As with all my recipes using whole wheat, I now use freshly milled whole wheat flour ground by my Wonder Mill grain mill. Whole wheat flour from a bag has been milled who knows how long ago. The natural oils have gone rancid by the time you use the flour. The comparison between freshly-milled and bagged flour is incomparable. Gone is the slightly rancid, slightly bitter flavor that I had so long associated with all whole wheat flour. Instead, a healthy, nutty flavor is found and the bread rises better.
Give them a try! Let me know what you think!
This recipe was adapted from The Messy Baker: Sour Cream Old Fashioned Doughnuts.
- For Donuts:
- 1¼ c. white flour
- 1 c. whole wheat flour, freshly ground
- 1½ teaspoon baking powder
- 1 teaspoon sea salt
- ¾ teaspoons ground nutmeg
- •1/2 c. organic cane sugar
- •2 tablespoons butter or lard
- •2 large egg yolks
- •2/3 c. sour cream
- •coconut oil for frying
- For Icing:
- 3½c. icing sugar
- 1½ teaspoon maple syrup
- ¼ teaspoon sea salt
- ½ teaspoon vanilla extract
- ⅓ cup plus 1 tablespoon hot water, (plus more if needed)
- For donuts:
- Mix flours, baking powder, salt and nutmeg together well in a medium sized bowl.
- With a mixer, mix sugar and butter together until gritty.
- Add eggs, one at a time, until well-mixed.
- Combine flour mixture with egg mixture.

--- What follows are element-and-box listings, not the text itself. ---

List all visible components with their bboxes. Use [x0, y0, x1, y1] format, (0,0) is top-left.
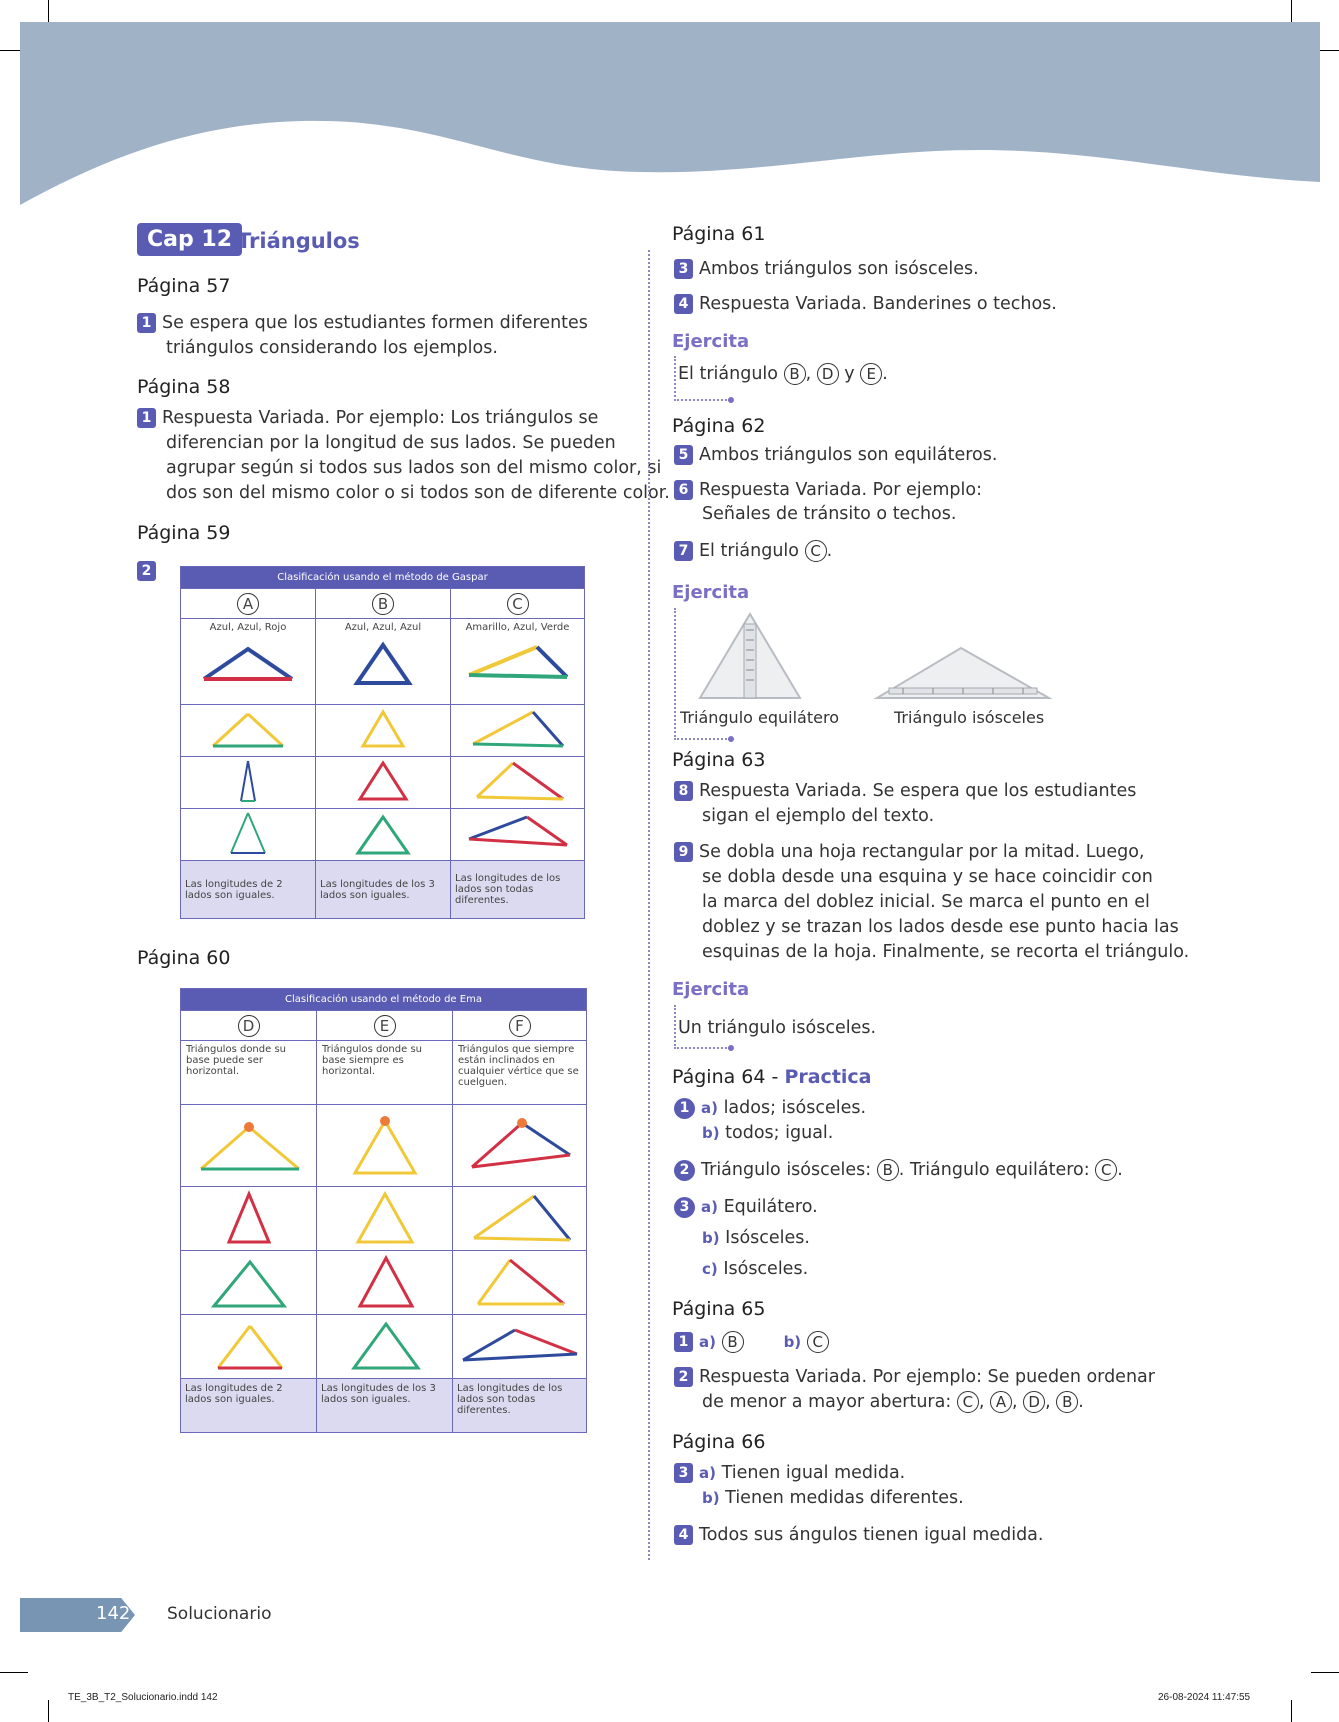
answer-text: c) Isósceles.	[702, 1259, 809, 1279]
page-heading: Página 58	[137, 376, 231, 398]
answer-item: 4 Respuesta Variada. Banderines o techos.	[674, 292, 1057, 317]
crop-mark	[48, 1700, 49, 1722]
answer-item: 2	[137, 559, 162, 584]
page-heading: Página 63	[672, 749, 766, 771]
answer-text: b) Isósceles.	[702, 1228, 810, 1248]
triangle-figure	[330, 1252, 440, 1310]
ema-table	[180, 988, 587, 1433]
figure-caption: Triángulo isósceles	[894, 708, 1045, 727]
answer-text: b) todos; igual.	[702, 1123, 834, 1143]
crop-mark	[0, 1672, 28, 1673]
table-title: Clasificación usando el método de Gaspar	[181, 567, 585, 589]
answer-item: 3 a) Tienen igual medida.	[674, 1461, 905, 1486]
answer-item: 3 a) Equilátero.	[674, 1195, 818, 1220]
triangle-figure	[463, 757, 573, 805]
page-heading: Página 57	[137, 275, 231, 297]
label-b: B	[372, 593, 394, 615]
crop-mark	[1311, 1672, 1339, 1673]
page-heading: Página 60	[137, 947, 231, 969]
answer-item: 1 Respuesta Variada. Por ejemplo: Los triángulos se	[137, 406, 598, 431]
triangle-figure	[203, 706, 293, 752]
color-label: Amarillo, Azul, Verde	[465, 622, 570, 633]
triangle-figure	[463, 633, 573, 693]
header-wave	[0, 0, 1339, 215]
answer-item: 2 Triángulo isósceles: B . Triángulo equilátero: C .	[674, 1158, 1123, 1183]
answer-item: 5 Ambos triángulos son equiláteros.	[674, 443, 997, 468]
table-footer: Las longitudes de los lados son todas diferentes.	[453, 1379, 587, 1433]
label-f: F	[509, 1015, 531, 1037]
answer-text: la marca del doblez inicial. Se marca el punto en el	[702, 892, 1150, 912]
table-footer: Las longitudes de 2 lados son iguales.	[181, 861, 316, 919]
triangle-figure	[330, 1316, 440, 1374]
color-label: Azul, Azul, Azul	[344, 622, 422, 633]
answer-text: diferencian por la longitud de sus lados. Se pueden	[166, 433, 616, 453]
table-footer: Las longitudes de los 3 lados son iguales.	[317, 1379, 453, 1433]
label-c: C	[507, 593, 529, 615]
answer-item: 9 Se dobla una hoja rectangular por la mitad. Luego,	[674, 840, 1144, 865]
label-d: D	[238, 1015, 260, 1037]
page-heading: Página 64 - Practica	[672, 1066, 872, 1088]
answer-item: 8 Respuesta Variada. Se espera que los estudiantes	[674, 779, 1136, 804]
page-number: 142	[96, 1603, 131, 1624]
ejercita-label: Ejercita	[672, 582, 750, 603]
triangle-figure	[340, 1188, 430, 1246]
file-slug: TE_3B_T2_Solucionario.indd 142	[68, 1692, 218, 1703]
answer-item: 3 Ambos triángulos son isósceles.	[674, 257, 979, 282]
label-a: A	[237, 593, 259, 615]
answer-text: b) Tienen medidas diferentes.	[702, 1488, 964, 1508]
crop-mark	[1291, 1700, 1292, 1722]
triangle-figure	[463, 706, 573, 752]
page-heading: Página 62	[672, 415, 766, 437]
page-heading: Página 66	[672, 1431, 766, 1453]
label-e: E	[374, 1015, 396, 1037]
gaspar-table	[180, 566, 585, 919]
triangle-figure	[198, 633, 298, 693]
answer-item: 7 El triángulo C .	[674, 539, 832, 564]
table-title: Clasificación usando el método de Ema	[181, 989, 587, 1011]
color-label: Azul, Azul, Rojo	[209, 622, 287, 633]
ejercita-answer: El triángulo B , D y E .	[678, 364, 888, 384]
answer-text: agrupar según si todos sus lados son del mismo color, si	[166, 458, 662, 478]
section-label: Solucionario	[167, 1604, 272, 1624]
answer-text: de menor a mayor abertura: C , A , D , B .	[702, 1392, 1084, 1412]
answer-text: se dobla desde una esquina y se hace coincidir con	[702, 867, 1153, 887]
answer-item: 1 a) B b) C	[674, 1330, 829, 1355]
triangle-figure	[338, 809, 428, 857]
ejercita-answer: Un triángulo isósceles.	[678, 1018, 877, 1038]
triangle-figure	[203, 809, 293, 857]
answer-text: doblez y se trazan los lados desde ese punto hacia las	[702, 917, 1179, 937]
answer-text: triángulos considerando los ejemplos.	[166, 338, 498, 358]
column-divider	[648, 250, 650, 1560]
figure-caption: Triángulo equilátero	[680, 708, 839, 727]
answer-text: dos son del mismo color o si todos son de diferente color.	[166, 483, 670, 503]
page-heading: Página 59	[137, 522, 231, 544]
chapter-tag: Cap 12	[137, 223, 242, 256]
answer-item: 1 Se espera que los estudiantes formen diferentes	[137, 311, 588, 336]
table-footer: Las longitudes de los lados son todas diferentes.	[451, 861, 585, 919]
equilateral-ruler-icon	[690, 610, 810, 702]
ejercita-label: Ejercita	[672, 331, 750, 352]
isosceles-ruler-icon	[873, 644, 1053, 702]
triangle-figure	[460, 1109, 580, 1179]
triangle-figure	[194, 1316, 304, 1374]
ejercita-label: Ejercita	[672, 979, 750, 1000]
answer-item: 2 Respuesta Variada. Por ejemplo: Se pueden ordenar	[674, 1365, 1155, 1390]
triangle-figure	[463, 809, 573, 857]
triangle-figure	[455, 1316, 585, 1374]
triangle-figure	[338, 706, 428, 752]
answer-text: Señales de tránsito o techos.	[702, 504, 957, 524]
triangle-figure	[460, 1252, 580, 1310]
triangle-figure	[333, 633, 433, 693]
triangle-figure	[460, 1188, 580, 1246]
answer-item: 6 Respuesta Variada. Por ejemplo:	[674, 478, 982, 503]
page-heading: Página 61	[672, 223, 766, 245]
triangle-figure	[194, 1252, 304, 1310]
answer-text: esquinas de la hoja. Finalmente, se recorta el triángulo.	[702, 942, 1190, 962]
answer-text: sigan el ejemplo del texto.	[702, 806, 935, 826]
triangle-figure	[338, 757, 428, 805]
answer-item: 1 a) lados; isósceles.	[674, 1096, 866, 1121]
page-heading: Página 65	[672, 1298, 766, 1320]
triangle-figure	[325, 1109, 445, 1179]
table-footer: Las longitudes de los 3 lados son iguales.	[316, 861, 451, 919]
table-description: Triángulos donde su base siempre es horizontal.	[317, 1041, 453, 1105]
table-footer: Las longitudes de 2 lados son iguales.	[181, 1379, 317, 1433]
date-slug: 26-08-2024 11:47:55	[1158, 1692, 1251, 1703]
chapter-title: Triángulos	[237, 229, 360, 253]
table-description: Triángulos donde su base puede ser horizontal.	[181, 1041, 317, 1105]
answer-item: 4 Todos sus ángulos tienen igual medida.	[674, 1523, 1043, 1548]
triangle-figure	[203, 757, 293, 805]
table-description: Triángulos que siempre están inclinados en cualquier vértice que se cuelguen.	[453, 1041, 587, 1105]
triangle-figure	[189, 1109, 309, 1179]
triangle-figure	[204, 1188, 294, 1246]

Stir just until combined.
- Dump contents of bowl onto floured counter top and kneed a few times to make a ball. Cover ball with plastic wrap and store in fridge for an hour or overnight.
- Roll dough on flour-dusted countertop to about half an inch thick.
- Cut donuts out of dough using a donut cutter or a large, round cookie cutter, using a bottle cap to cut out donut holes.
- Heat about 2 inches of coconut oil to 325F in a frying pan.
- Carefully place donuts into frying pan for a few seconds, and then flip when golden on one side. Donut is done when golden on both sides. This takes only a few seconds: watch them carefully!
- Remove from oil and place on cooling rack. When cool enough, Dip in icing and allow to cool fully. Serve.
- For icing:
- Mix all ingredients together and whisk until smooth.
- Dip top of donuts into icing and allow to dry on cooling rack.